Comment becomes an answer

There are prepublication notes by Tim Jameson on $\zeta(3)$ and $\zeta(4)$ http://www.maths.lancs.ac.uk/~jameson/polylog.pdf

There is also the paper by Yue and Williams which may help you. https://projecteuclid.org/euclid.pjm/1102620561

It would be really interesting if you could work to draw out all the connections in their simplest and clearest form and then publish your work.

Answer 2

There is something about the results that reminds me of work done on Euler double sums by Borwein, Boersma and another author whose name evades me. There was also some work by Peter Jordan on infinite sums of Psi functions that had application to wing theory.
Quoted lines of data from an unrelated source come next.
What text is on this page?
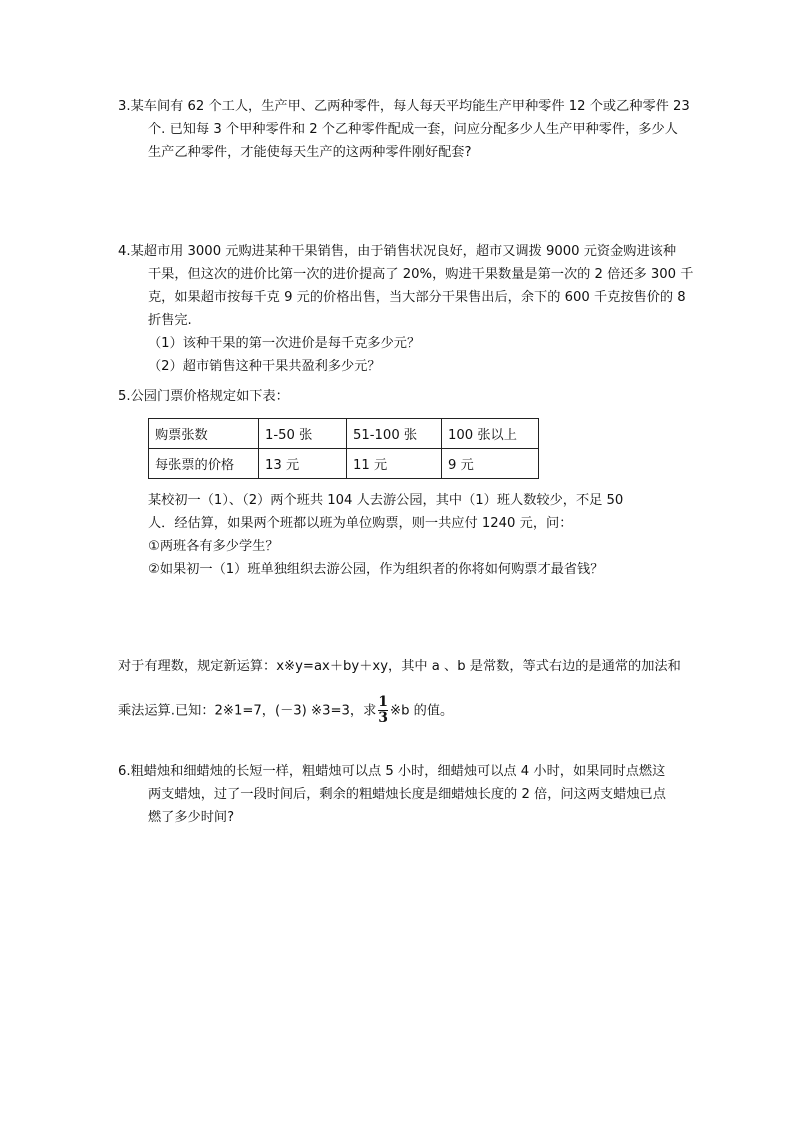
3.某车间有 62 个工人，生产甲、乙两种零件，每人每天平均能生产甲种零件 12 个或乙种零件 23
个. 已知每 3 个甲种零件和 2 个乙种零件配成一套，问应分配多少人生产甲种零件，多少人
生产乙种零件，才能使每天生产的这两种零件刚好配套?
4.某超市用 3000 元购进某种干果销售，由于销售状况良好，超市又调拨 9000 元资金购进该种
干果，但这次的进价比第一次的进价提高了 20%，购进干果数量是第一次的 2 倍还多 300 千
克，如果超市按每千克 9 元的价格出售，当大部分干果售出后，余下的 600 千克按售价的 8
折售完.
（1）该种干果的第一次进价是每千克多少元？
（2）超市销售这种干果共盈利多少元？
5.公园门票价格规定如下表：
购票张数	1-50 张	51-100 张	100 张以上
每张票的价格	13 元	11 元	9 元
某校初一（1）、（2）两个班共 104 人去游公园，其中（1）班人数较少，不足 50
人．经估算，如果两个班都以班为单位购票，则一共应付 1240 元，问：
①两班各有多少学生？
②如果初一（1）班单独组织去游公园，作为组织者的你将如何购票才最省钱？
对于有理数，规定新运算：x※y=ax＋by＋xy，其中 a 、b 是常数，等式右边的是通常的加法和
乘法运算.已知：2※1=7，(－3) ※3=3，求 $\frac{1}{3}$ ※b 的值。
6.粗蜡烛和细蜡烛的长短一样，粗蜡烛可以点 5 小时，细蜡烛可以点 4 小时，如果同时点燃这
两支蜡烛，过了一段时间后，剩余的粗蜡烛长度是细蜡烛长度的 2 倍，问这两支蜡烛已点
燃了多少时间?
I apologize if that sends you off on the wrong path!

Answer 3

Lengthy comment which may be of some help to you:

The simplest integrals I could find (repeatedly transforming by substitution from the basic $\coth(x)$ integral you give above) for $\zeta(2)$ and $\zeta(3)$ involving the Golden Ratio $\phi$ as one of the limits were

$$\zeta(2)=\frac{10}{3} \int_1^{\phi} \log(x) \left( \frac{1}{x-1} +\frac{1}{x+1}-\frac{1}{x} \right) dx$$

$$\zeta(3)={10} \int_1^{\phi} \log(x)^2 \left( \frac{1}{x-1} +\frac{1}{x+1}-\frac{1}{x} \right) dx$$

from the partial fraction expansion $$\frac{1}{x}\frac{(x^2+1)}{(x^2-1)}=\left( \frac{1}{x-1} +\frac{1}{x+1}-\frac{1}{x} \right)$$

These are not a million miles away from the standard integrals used to calculate to di- and tri-logarithms.